5. Shell plc (NYSE:SHEL)
Number of Hedge Fund Holders: 50
Shell plc (NYSE:SHEL), headquartered in London, U.K., is a global energy and petrochemical company. Within its Renewables and Energy Solutions segment, the company produces and sells hydrogen as a part of its mix of energy production offerings, alongside its focus on wind, solar, and electric vehicle charging services.
By Q1 2024, the company’s CrossWind project, which is an offshore wind project in the Netherlands, and Madison Fields project, which is a solar energy project in the U.S., reached their commercial operation, taking the company’s renewable power generation capacity to operation from 2.5GW in Q4 2023 to 3.2GW in Q1 2024. On an overall basis, the company’s adjusted earnings increased by approximately 6% from $7.3 billion in the previous quarter to $7.7 billion, while the EBITDA increased by 14.6% to $18.7 billion! This occurred on the back of a $1.6 billion increase in adjusted earnings in the company’s Chemicals & Products segment, which saw an increase in both the refinery processing intake and chemical sales volume.
However, the company’s revenue in the quarter fell by 17% on a YoY basis to $72.5 billion, amidst fluctuations in the oil prices, which leaves doubts on the minds of investors; however, what’s relieving is that the company still managed to maintain a healthy cash position as its operating cash flows amounted to $13.3 billion in the quarter, and shareholders’ returns amounted to $5 billion through dividends and share repurchases.
Shell plc (NYSE:SHEL), in addition to its petrochemical operations, is making strides in the alternative energy sources market, specifically in the hydrogen market. In March 2024, the company announced two hydrogen initiatives. The first initiative is the Holland Hydrogen 1 (HH1) project in the Port of Rotterdam, Netherlands, which the company will be initiating with Worley, an engineering consultancy company. The project is about a 200 MW electrolyzer, getting the power from an offshore wind farm, and will in return, produce about 60,000 kg of hydrogen per day, which will help supply power to over 2,300 trucks and also help decarbonize Shell’s Energy & Chemicals Park in Rotterdam. The second initiative involves Shell partnering with Bloom Energy in pursuit of exploring decarbonization solutions, by making use of Bloom’s hydrogen electrolyzer technology. By working together, both aim to create large-scale solid oxide electrolyzer (SOEC) systems, which will be responsible for the production of hydrogen that will be utilized across Shell’s operations. Thus, these initiatives are footprints of Shell’s commitment to leaping in the hydrogen market that is expected to see a demand boom in the coming time.

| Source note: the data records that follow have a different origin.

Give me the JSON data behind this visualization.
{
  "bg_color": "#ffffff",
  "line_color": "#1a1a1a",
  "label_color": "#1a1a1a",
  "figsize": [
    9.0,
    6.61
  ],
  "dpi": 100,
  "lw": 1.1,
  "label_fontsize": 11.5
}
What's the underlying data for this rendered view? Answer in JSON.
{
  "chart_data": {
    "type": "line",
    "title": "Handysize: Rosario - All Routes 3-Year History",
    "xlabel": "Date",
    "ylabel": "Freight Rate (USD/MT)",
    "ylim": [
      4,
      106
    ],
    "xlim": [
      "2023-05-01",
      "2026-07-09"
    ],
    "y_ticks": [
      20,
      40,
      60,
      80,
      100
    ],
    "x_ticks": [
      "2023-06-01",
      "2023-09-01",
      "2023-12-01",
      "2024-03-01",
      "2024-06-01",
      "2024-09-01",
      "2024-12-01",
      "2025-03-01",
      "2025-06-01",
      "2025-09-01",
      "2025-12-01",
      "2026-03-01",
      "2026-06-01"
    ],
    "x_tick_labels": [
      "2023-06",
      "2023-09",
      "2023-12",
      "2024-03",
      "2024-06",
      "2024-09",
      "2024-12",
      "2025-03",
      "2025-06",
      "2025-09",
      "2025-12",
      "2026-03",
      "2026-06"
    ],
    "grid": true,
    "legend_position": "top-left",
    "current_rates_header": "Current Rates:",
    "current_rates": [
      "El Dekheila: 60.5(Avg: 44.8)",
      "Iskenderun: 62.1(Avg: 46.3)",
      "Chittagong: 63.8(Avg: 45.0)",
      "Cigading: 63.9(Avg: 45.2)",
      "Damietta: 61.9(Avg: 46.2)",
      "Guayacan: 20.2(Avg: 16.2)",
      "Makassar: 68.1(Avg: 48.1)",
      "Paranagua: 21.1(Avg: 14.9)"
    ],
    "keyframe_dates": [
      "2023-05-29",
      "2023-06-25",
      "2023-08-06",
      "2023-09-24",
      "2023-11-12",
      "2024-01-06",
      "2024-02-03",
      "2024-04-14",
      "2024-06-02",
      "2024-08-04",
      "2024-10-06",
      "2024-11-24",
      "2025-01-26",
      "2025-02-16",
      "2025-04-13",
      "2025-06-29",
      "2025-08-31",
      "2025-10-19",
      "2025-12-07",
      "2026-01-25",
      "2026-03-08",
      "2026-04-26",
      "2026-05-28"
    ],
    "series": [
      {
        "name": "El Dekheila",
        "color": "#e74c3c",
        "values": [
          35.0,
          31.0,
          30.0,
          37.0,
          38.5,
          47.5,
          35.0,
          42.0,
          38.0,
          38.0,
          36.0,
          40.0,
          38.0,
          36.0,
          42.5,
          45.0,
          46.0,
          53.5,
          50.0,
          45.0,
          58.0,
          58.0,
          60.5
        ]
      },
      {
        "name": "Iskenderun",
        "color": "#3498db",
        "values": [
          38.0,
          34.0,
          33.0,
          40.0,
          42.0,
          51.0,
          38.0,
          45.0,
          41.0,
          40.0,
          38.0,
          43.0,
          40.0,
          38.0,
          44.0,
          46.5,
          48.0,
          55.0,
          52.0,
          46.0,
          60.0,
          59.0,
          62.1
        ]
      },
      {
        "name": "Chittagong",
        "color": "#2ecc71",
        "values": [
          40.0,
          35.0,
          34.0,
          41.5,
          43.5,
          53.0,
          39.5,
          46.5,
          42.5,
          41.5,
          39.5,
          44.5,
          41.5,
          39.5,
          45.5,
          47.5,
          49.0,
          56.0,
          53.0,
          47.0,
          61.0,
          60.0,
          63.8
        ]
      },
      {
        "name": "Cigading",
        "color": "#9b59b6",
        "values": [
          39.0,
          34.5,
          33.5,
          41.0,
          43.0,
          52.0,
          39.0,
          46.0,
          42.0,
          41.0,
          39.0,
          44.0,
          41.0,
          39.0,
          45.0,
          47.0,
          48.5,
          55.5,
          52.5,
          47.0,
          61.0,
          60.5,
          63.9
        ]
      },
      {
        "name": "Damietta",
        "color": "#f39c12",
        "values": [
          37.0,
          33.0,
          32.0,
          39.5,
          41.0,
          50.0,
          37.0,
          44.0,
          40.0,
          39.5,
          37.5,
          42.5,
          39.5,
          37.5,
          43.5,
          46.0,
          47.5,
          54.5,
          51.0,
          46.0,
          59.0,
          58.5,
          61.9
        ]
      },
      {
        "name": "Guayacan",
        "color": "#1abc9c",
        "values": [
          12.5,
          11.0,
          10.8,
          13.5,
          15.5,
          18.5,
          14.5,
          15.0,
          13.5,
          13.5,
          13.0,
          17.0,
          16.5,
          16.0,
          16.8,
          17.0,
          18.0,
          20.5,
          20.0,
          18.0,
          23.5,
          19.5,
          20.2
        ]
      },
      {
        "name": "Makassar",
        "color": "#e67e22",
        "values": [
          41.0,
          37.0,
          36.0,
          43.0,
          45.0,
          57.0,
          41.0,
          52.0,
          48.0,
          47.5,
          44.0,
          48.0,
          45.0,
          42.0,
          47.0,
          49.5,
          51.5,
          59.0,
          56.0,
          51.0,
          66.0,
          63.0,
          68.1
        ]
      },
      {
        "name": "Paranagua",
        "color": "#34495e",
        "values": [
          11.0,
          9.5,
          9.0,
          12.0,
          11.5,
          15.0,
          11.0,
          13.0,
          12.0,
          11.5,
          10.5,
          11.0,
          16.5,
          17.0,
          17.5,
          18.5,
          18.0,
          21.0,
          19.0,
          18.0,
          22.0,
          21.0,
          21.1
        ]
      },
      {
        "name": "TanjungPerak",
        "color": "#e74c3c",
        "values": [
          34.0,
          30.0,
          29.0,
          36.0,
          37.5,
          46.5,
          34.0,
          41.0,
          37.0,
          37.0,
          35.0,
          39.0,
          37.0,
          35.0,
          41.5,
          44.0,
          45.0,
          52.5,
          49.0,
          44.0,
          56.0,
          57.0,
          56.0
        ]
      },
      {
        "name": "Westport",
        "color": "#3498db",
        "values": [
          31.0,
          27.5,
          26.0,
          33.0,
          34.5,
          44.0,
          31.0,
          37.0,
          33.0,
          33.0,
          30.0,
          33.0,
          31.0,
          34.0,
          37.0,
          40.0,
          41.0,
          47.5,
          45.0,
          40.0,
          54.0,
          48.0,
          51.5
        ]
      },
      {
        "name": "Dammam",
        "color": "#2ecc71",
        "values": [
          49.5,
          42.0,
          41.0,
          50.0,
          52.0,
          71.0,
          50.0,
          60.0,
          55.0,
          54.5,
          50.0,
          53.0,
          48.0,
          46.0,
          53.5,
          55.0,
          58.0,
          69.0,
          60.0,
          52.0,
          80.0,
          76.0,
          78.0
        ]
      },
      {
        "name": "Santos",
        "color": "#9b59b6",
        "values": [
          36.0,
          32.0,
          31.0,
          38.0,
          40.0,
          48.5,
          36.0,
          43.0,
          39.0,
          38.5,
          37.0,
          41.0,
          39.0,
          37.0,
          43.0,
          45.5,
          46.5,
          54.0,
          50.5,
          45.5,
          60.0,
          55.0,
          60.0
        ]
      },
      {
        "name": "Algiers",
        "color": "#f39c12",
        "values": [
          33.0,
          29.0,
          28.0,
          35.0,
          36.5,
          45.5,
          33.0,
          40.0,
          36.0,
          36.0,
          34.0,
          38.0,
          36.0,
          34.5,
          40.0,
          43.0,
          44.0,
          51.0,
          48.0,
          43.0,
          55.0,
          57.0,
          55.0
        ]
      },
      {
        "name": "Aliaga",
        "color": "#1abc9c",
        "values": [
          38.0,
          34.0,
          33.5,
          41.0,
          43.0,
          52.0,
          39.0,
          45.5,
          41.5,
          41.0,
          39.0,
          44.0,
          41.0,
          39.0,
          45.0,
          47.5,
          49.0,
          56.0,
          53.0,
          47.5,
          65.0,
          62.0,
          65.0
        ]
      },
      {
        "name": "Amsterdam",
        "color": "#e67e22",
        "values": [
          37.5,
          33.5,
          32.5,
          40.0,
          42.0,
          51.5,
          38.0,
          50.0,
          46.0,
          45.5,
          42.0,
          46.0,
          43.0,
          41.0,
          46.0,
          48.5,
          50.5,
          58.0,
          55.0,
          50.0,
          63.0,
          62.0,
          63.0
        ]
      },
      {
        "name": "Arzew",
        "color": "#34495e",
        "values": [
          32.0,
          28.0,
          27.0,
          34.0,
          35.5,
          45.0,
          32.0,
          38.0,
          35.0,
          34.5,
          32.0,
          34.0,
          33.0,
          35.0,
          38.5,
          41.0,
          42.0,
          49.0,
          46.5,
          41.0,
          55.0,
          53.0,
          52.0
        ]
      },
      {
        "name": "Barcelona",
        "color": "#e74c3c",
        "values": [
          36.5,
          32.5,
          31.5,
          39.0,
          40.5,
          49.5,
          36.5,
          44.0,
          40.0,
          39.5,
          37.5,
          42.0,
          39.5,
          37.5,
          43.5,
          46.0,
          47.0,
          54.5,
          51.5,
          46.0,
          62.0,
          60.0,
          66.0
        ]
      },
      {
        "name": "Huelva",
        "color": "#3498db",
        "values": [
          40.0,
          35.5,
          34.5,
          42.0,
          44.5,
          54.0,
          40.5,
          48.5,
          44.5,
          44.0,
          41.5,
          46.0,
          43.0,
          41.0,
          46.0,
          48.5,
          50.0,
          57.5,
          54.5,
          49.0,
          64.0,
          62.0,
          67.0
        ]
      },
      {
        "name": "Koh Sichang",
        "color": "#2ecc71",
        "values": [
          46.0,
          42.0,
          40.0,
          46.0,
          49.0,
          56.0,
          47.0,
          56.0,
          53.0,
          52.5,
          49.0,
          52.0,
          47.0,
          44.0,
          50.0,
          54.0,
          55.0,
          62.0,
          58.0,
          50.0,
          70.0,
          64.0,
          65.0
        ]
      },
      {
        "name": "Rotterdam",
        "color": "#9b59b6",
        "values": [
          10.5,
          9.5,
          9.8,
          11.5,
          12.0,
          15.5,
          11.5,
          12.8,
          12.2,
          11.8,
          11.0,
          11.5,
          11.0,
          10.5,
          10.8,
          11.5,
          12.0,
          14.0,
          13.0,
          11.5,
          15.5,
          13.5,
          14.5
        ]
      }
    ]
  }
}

Thus, with the company’s goal to decarbonize fully by 2050, along with the relevant initiatives taken by the company in the field of renewables, and with the company expecting a 50% surge in its LNG business demand by 2040, accompanied by robust operational performance despite fluctuating commodities prices, the stock is receiving optimistic response from the investors, as evident from the fact that the stock has risen approximately 14% in the past year, with further growth expected as the analysts have set the target price at $86 from its current price of $71.3, translating to an upside of a cool 20.6%. As such, four hedge fund holders have recently taken up a stake in the stock, taking the total tally to 40, worth $5.5 billion, leading the stock all the way to our list of 10 Best Hydrogen and Fuel Cell Stocks to Buy.